3 Eylül 2009 Perşembe
Yağmur seslerinin, insanın içini huzursuzlukla kapladığı bir havada öylece uzanıyordum. Doğrulunca farkettim ne hale geldiğimi. Her yerde cips kırıntıları vardı. Bir hafta öncesinden kalma pizzanın kutusu duruyordu sehpanın üzerinde. Kıyafetler, yastıklar. Her yer darmadağınık olmuştu. Kahvemi elime aldım. Son yudumumu da aldıktan sonra derin bir iç geçirdim.
Ben, aldatıldım.
Yanlış anlamayın rica ederim. Sevdiğim adam tarafından değil. Sevdiğim insanlar tarafından aldatıldım ben. Yıllarca farkedemedim. Yıllarca farkedemedim sömürüldüğümü.
İnsanların hayatının yalandan ibaret olduğunu farkedemedim!
Hep acı çektim ben. Ardından defalarca sarıldım birilerine. "İyi ki varsın, elimi tut sonsuza kadar" dedim hepsine. Hepsine güvenmek istedim! Yanıldım. Hata yaptım. Onlara güvenmekti benim hayatımın yanlışı. Oysa onlar gibi olsaydım.. Ah kabul ediyorum ben onlar gibi olamam.
Benim yufka yüreğim var her şeyden önce. Düşünceli, merhametli yüreğim. Kendimi inandırıyorum, inanıyorum Tanrı'nın varlığına. Gün gelicek çekicekler cezalarını. Benim merhametli, yufka kalbimi kırdı onlar! Onlar, hakediyorlar cezayı. Çekicekler cezalarını! Çekicekler değil mi? Tam bu sırada, yeniden ağlamaya başladım. Kendime bağırıyordum artık. "Sus, salak. Yine ağlıyorsun işte. Yine güçsüzsün işte. Senden nefret ediyorum!"
Nefret. Son kelime derinden etkiledi beni. Evet, başlamıştım. Sarıldığım son kişi "ben"dim. Ve "ben" de terkediyordu beni. Artık ne yapsam boştu. Buzdolabından iki kutu bira aldım ve sehpaya koydum. Birini içerken aklımdan geçiriyordum. "Benden nefret etmek."
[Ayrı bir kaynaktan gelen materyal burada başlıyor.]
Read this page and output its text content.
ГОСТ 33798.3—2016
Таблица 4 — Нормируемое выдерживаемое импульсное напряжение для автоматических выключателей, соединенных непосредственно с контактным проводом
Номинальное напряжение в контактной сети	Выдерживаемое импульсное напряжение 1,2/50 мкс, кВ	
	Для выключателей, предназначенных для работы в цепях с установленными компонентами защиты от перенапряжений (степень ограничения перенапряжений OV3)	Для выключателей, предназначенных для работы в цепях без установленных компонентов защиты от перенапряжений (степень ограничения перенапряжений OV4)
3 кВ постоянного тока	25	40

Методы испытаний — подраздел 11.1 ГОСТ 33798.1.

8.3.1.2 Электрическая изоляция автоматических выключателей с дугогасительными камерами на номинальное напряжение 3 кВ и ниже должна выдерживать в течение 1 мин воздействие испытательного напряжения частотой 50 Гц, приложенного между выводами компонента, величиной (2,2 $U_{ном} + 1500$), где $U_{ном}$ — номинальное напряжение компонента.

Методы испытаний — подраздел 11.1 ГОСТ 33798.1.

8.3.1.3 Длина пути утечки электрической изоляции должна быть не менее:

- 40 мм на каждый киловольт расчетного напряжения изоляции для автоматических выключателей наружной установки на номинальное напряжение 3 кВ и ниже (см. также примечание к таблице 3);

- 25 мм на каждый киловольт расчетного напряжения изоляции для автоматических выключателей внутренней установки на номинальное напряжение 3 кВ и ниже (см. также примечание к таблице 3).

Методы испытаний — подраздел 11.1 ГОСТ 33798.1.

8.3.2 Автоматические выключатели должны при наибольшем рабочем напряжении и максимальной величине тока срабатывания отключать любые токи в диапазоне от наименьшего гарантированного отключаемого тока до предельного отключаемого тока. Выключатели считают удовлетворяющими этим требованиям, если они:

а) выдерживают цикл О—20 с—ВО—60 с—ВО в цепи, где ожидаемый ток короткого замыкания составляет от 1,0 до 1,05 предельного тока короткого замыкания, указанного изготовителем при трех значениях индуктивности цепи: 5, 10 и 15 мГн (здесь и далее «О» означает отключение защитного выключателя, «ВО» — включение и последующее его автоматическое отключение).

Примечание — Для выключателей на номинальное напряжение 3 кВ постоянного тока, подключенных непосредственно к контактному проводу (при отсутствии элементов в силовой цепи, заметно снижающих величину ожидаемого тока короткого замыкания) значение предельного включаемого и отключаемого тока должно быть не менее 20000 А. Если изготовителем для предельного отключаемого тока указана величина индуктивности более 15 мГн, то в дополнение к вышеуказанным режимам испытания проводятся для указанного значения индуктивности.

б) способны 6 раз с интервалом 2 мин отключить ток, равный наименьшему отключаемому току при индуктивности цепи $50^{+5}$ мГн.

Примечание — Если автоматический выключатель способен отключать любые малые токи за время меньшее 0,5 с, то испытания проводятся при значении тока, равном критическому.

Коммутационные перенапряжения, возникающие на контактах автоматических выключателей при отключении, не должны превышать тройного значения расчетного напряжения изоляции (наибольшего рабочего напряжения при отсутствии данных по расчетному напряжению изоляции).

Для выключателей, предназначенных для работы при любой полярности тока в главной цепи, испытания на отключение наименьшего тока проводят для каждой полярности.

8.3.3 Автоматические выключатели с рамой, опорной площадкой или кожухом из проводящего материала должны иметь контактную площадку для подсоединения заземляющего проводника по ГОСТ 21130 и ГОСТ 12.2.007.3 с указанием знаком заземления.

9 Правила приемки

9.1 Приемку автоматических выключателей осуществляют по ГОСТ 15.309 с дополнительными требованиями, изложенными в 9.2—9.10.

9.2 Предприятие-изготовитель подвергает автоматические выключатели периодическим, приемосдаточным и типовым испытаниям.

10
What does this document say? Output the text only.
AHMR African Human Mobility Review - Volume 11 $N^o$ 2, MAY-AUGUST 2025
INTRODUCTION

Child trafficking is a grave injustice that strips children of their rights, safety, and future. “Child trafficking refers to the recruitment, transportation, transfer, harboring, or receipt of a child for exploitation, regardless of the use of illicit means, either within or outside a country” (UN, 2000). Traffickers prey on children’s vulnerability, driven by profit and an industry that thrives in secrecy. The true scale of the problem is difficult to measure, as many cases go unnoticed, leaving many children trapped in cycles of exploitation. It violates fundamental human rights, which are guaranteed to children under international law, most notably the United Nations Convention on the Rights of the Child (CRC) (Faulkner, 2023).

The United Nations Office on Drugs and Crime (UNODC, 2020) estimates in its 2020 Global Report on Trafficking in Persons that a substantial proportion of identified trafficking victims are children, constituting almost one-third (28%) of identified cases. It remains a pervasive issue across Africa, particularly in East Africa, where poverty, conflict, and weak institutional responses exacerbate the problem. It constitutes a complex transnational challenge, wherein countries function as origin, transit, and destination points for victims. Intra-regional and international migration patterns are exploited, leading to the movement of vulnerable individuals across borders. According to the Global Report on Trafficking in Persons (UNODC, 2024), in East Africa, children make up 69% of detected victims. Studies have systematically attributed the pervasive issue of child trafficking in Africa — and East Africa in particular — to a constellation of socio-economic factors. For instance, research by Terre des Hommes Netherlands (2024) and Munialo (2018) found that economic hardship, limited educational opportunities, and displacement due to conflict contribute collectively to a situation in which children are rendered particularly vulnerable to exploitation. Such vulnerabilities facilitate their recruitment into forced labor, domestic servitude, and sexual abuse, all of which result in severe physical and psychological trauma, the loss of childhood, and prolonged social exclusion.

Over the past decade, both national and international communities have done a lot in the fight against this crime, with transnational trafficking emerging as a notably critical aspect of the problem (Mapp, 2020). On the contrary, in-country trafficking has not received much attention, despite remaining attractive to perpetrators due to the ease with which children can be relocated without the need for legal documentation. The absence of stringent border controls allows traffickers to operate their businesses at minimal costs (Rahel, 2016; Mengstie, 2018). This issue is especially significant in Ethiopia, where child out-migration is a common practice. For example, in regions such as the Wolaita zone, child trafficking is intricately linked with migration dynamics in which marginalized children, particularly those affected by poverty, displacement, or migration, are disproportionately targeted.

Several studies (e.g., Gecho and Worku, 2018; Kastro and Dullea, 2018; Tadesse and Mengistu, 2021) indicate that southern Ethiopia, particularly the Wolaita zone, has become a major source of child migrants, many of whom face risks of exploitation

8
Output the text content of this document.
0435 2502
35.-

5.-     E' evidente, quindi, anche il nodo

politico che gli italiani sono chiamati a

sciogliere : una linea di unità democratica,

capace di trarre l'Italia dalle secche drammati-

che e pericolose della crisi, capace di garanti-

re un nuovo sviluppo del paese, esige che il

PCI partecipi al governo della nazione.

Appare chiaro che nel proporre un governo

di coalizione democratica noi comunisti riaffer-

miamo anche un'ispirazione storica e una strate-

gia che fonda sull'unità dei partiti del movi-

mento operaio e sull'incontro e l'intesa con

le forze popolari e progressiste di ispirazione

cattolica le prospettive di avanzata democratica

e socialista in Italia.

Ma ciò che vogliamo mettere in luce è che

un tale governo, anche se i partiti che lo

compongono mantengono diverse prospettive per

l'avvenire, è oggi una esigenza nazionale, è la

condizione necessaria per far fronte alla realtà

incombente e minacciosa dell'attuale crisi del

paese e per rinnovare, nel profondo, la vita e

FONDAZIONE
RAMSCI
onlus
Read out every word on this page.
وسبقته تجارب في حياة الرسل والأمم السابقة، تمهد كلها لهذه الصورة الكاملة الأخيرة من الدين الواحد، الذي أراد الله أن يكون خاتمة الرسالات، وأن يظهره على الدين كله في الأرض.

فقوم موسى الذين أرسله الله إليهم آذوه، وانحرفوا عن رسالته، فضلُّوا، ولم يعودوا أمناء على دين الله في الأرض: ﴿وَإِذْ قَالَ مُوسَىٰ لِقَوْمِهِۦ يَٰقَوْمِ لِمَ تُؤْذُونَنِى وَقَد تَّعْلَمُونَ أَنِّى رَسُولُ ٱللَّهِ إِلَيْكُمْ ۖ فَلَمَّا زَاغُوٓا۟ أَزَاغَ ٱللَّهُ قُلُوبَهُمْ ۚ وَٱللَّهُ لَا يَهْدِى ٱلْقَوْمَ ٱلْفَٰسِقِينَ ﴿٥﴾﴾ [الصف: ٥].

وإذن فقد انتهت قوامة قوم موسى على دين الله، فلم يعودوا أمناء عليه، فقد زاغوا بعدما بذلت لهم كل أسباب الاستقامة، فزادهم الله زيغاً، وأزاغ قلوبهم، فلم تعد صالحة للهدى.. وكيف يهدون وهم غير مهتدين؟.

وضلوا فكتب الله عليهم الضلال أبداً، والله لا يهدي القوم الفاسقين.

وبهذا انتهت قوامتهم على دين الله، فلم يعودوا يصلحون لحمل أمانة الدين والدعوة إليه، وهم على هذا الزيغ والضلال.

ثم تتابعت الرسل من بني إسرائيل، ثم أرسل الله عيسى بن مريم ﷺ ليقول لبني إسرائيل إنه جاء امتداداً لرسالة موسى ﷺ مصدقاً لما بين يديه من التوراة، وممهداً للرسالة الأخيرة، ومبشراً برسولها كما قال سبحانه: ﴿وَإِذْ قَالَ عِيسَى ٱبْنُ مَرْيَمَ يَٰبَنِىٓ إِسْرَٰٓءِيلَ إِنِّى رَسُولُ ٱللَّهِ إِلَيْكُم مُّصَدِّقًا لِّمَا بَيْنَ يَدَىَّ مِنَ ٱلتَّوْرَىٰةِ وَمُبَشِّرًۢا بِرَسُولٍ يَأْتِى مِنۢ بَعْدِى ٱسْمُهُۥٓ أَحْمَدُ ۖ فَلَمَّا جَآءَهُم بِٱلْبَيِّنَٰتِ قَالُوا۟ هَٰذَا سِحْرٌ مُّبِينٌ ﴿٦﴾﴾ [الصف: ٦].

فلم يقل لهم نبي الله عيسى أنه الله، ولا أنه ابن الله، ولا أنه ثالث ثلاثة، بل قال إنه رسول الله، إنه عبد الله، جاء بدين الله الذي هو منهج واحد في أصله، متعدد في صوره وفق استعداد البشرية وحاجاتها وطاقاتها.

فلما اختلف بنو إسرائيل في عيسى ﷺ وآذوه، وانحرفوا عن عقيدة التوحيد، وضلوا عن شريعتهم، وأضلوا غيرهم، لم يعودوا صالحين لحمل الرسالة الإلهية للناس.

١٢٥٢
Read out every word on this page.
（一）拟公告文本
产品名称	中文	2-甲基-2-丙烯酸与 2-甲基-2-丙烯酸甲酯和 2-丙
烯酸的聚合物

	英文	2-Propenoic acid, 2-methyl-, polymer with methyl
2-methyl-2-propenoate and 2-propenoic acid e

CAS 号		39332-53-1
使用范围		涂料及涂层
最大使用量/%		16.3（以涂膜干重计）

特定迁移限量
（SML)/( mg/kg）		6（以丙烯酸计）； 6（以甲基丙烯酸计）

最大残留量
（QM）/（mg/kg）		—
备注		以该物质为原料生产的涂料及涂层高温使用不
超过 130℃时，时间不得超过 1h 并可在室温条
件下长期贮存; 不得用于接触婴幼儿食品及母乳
Sonra düşündüm. Ben bu değildim. Kendime bu kadar acı çektirmek acımasızlıktı. Uzaklaşsaydım, bir süre, belki bir süre yalnız kalabilirdim. Böylece toparlanırdım. Kendime bakardım. Kendimle ilgilenirdim. Bu sırada farkettim de, tamamen bana ait olan hiçbir şeyim yoktu. Sonra aklıma bir fikir geldi. Bir kedi. Evet, evet. Bir kedi. Yalnızlığımı paylaşırdı hem. Ben şarkı söylerdim, o bana eşlik ederdi. Ah ne muhteşem bir fikir! Bunları yıllarca akıl edemediğime şaştım. Evet. Hergün onunla konuşmak ne kadar eğlenceli olurdu kimbilir! Bir kedi almalı sonra da burdan uzaklaşmalıydım. Sonra muhteşem, herkesin kıskanacağı hayatıma devam edecektim. Herkes onunla aramdaki bağı kıskanıcaktı. Ama o beni yıllarca terketmeyecekti. Ben ona tüm sevgimi verecektim. Oda bana şefkatini.
Gri bir kedi aldım. Onunla birlikte yağmurlar dinmiş. Neşe hakim olmuştu banada. Huzurla gelmişti bu kedi. Adını "Umut" koydum. O benim son umudumdu. Sonra valizimi hazırlamaya başladım. "Şunu almalı mıyım ? I ıh. Aa ama bu gerekli olabilir. Ve evet. Bavulumuz hazır!"
Böylece çıktım yola.
Şimdi bu satırları çok güzel bir yerden yazıyorum. Sanki hemen hemen tüm nimetlerini buraya sunmuş. Her yer yeşillik. Üstelik size anlattığım fırtınalı yağmur buraya hiç yağmamış! Ne kadar güzel değil mi ? Ben yağmuru sevmem çünkü. Perdeleri çektikten sonra içeri giren güneşe şaşıp kalırsınız. O kadar güzel parlıyor ki. Umut bile bayılıyor bu işe. Birlikte çok güzel vakit geçiriyoruz.
Ah, nereye mi taşındım ? Imm, bu hikayenin geçtiği odadan çıkıyorsunuz ve tuvaletin yanındaki kapıya yöneliyorsunuz. Zilde adım soyadım yazıyor zaten. Merak etmeyin, kolay bulunur bir yerdeyim. Ama öyle malikane falan beklemeyin. Oda gibi bir yer. Küçücük.